それを隠れて見ていたドレッドノートは、自身の口角がいつの間にか上がっていることに気づいていた…。
――――
「お呼びですか元大将殿」
夜、外れの森に呼び出されたハイバニアは少し不機嫌であった。クオンツの里を漁った時に回収した奇妙な人形と文献を解読し、その術を研究している最中だったからだ。
「……最近、お前はつまらなくなっちまった」
開口一番ドレッドノートはダメ出しを行った。
「お前の"正義"はもう…終わっちまったのか?」
実のところ彼はそうは思っていなかった。というのも恐ろしいことにこの数日で、ハイバニアは既にアドラメルクの角に飽きかけている。さらに恐ろしいことに次は王国の秘宝を欲しがっている素振りを見せているのを彼は察知していた。
しかし、その準備のためかロクに活動を行わずドレッドノートにとって退屈な期間になっていたことは事実であり、この呼び出しはそれに対する当てつけであった。
が、そうとは知らずに彼の見当違いに思える発言にハイバニアは失笑を返した。
「フッ…まさか、しかし退屈させたのは申し訳ありません…明日にでも適当に皇帝から暇つぶしの作戦でも――」
「いや、オメェ自身の体で埋め合わせてもらう」
「………え?」
突然のセリフにハイバニアは思わず硬直する。およそ彼らしくない発言に脳みそは軽くパニックを起こしていた。
「あの……それはどういう……」
(身体でってそういう事よね!?いやいやいやいや!!この人に限ってそんなこと…)
「これを見ろ」
混乱を極めるハイバニアへ更に追い討ちをかけるようにドレッドノートのは四角い箱から指輪を取り出し、彼女に見せた。
(ええええええ!?そっち!?そういうことなの!?夜に人気のないところに呼び出して!?急すぎないかしら!?)
ハイバニアの顔が珍しく少し紅潮する……が
「いいか、これはとある暗殺団が使っていた暗殺用アイテムだ」
(……ん?)
「これを着けた人間は特殊能力や特異体質の効果が一切無効化される」
(…………へ?)
「これを俺自身に装備することでフルボディが一時的に無効化されるわけだ」
(……)
「お前はいつか言っていたな、"俺の体質さえ無ければ一矢報いることができる"、と」
確かにそんなことを言っていた。

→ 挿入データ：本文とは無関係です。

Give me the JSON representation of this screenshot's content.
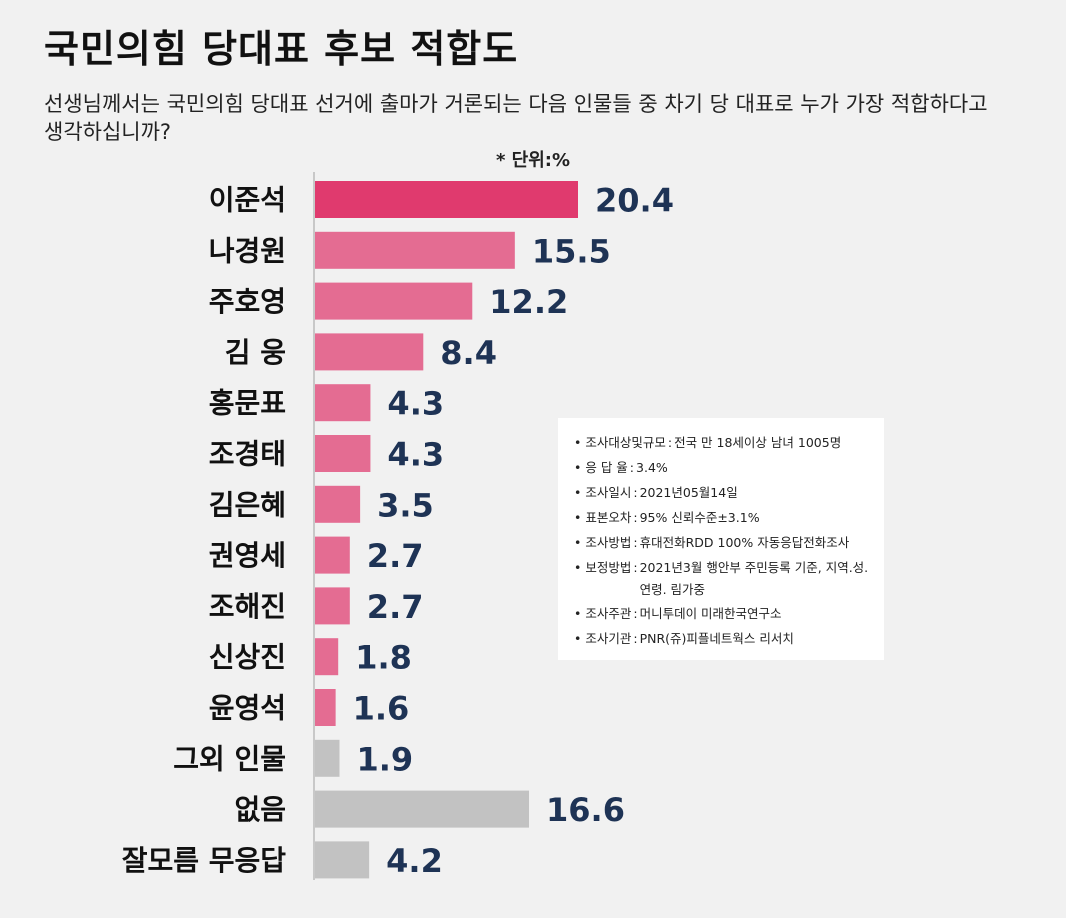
{
  "title": "국민의힘 당대표 후보 적합도",
  "question": "선생님께서는 국민의힘 당대표 선거에 출마가 거론되는 다음 인물들 중 차기 당 대표로 누가 가장 적합하다고 생각하십니까?",
  "unit": "* 단위:%",
  "colors": {
    "top": "#e03a6e",
    "candidate": "#e46c92",
    "other": "#c2c2c2",
    "value_text": "#1e3355"
  },
  "chart_data": {
    "type": "bar",
    "orientation": "horizontal",
    "title": "국민의힘 당대표 후보 적합도",
    "unit": "%",
    "categories": [
      "이준석",
      "나경원",
      "주호영",
      "김  웅",
      "홍문표",
      "조경태",
      "김은혜",
      "권영세",
      "조해진",
      "신상진",
      "윤영석",
      "그외 인물",
      "없음",
      "잘모름 무응답"
    ],
    "values": [
      20.4,
      15.5,
      12.2,
      8.4,
      4.3,
      4.3,
      3.5,
      2.7,
      2.7,
      1.8,
      1.6,
      1.9,
      16.6,
      4.2
    ],
    "value_labels": [
      "20.4",
      "15.5",
      "12.2",
      "8.4",
      "4.3",
      "4.3",
      "3.5",
      "2.7",
      "2.7",
      "1.8",
      "1.6",
      "1.9",
      "16.6",
      "4.2"
    ],
    "groups": [
      "top",
      "candidate",
      "candidate",
      "candidate",
      "candidate",
      "candidate",
      "candidate",
      "candidate",
      "candidate",
      "candidate",
      "candidate",
      "other",
      "other",
      "other"
    ],
    "xlim": [
      0,
      20.4
    ]
  },
  "info": [
    {
      "key": "• 조사대상및규모",
      "value": "전국 만 18세이상 남녀 1005명"
    },
    {
      "key": "• 응  답  율",
      "value": "3.4%"
    },
    {
      "key": "• 조사일시",
      "value": "2021년05월14일"
    },
    {
      "key": "• 표본오차",
      "value": "95% 신뢰수준±3.1%"
    },
    {
      "key": "• 조사방법",
      "value": "휴대전화RDD 100% 자동응답전화조사"
    },
    {
      "key": "• 보정방법",
      "value": "2021년3월 행안부 주민등록 기준, 지역.성.연령. 림가중"
    },
    {
      "key": "• 조사주관",
      "value": "머니투데이 미래한국연구소"
    },
    {
      "key": "• 조사기관",
      "value": "PNR(쥬)피플네트웍스 리서치"
    }
  ]
}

なんならアドラメルクの指輪がある今、その思いは強くなっているが……
「今から俺と本気で戦え、それで埋め合わせたことにしてやる」
「……アーハッハッハッハッハッハッ!!!」
ドレッドノートが真剣な面持ちで宣言すると同時にハイバニアは壊れたおもちゃのように笑い始めた。
(私は一体なんて愚かな考えを…!この男に限ってそんなことは有りえないというのに!)
「なんだ?イヤにご機嫌じゃねぇか」
「ええ、ええ、とても機嫌がいいですとも」
ドレッドノートは嬉しそうにニヤリと笑うが、彼の考えとは裏腹にハイバニアの笑顔は不機嫌、怒り、羞恥の裏返しであった。
「フフフ…機嫌が良すぎて殺してしまっても恨まないでちょうだいね」
「ケッ…そうなったら人生最良の日が更新されるかもなぁ!」
―――――
この私闘の結末を知るものは、二人以外にはユリウス皇帝しか存在しない。
しかし、皇都の外れの森が突如として現れたクレーターと謎の空気汚染によって数日間立入禁止になったことと、ハイバニアとドレッドノートが三ヶ月の減給及び謹慎措置を受けたことは皆の知るところであった。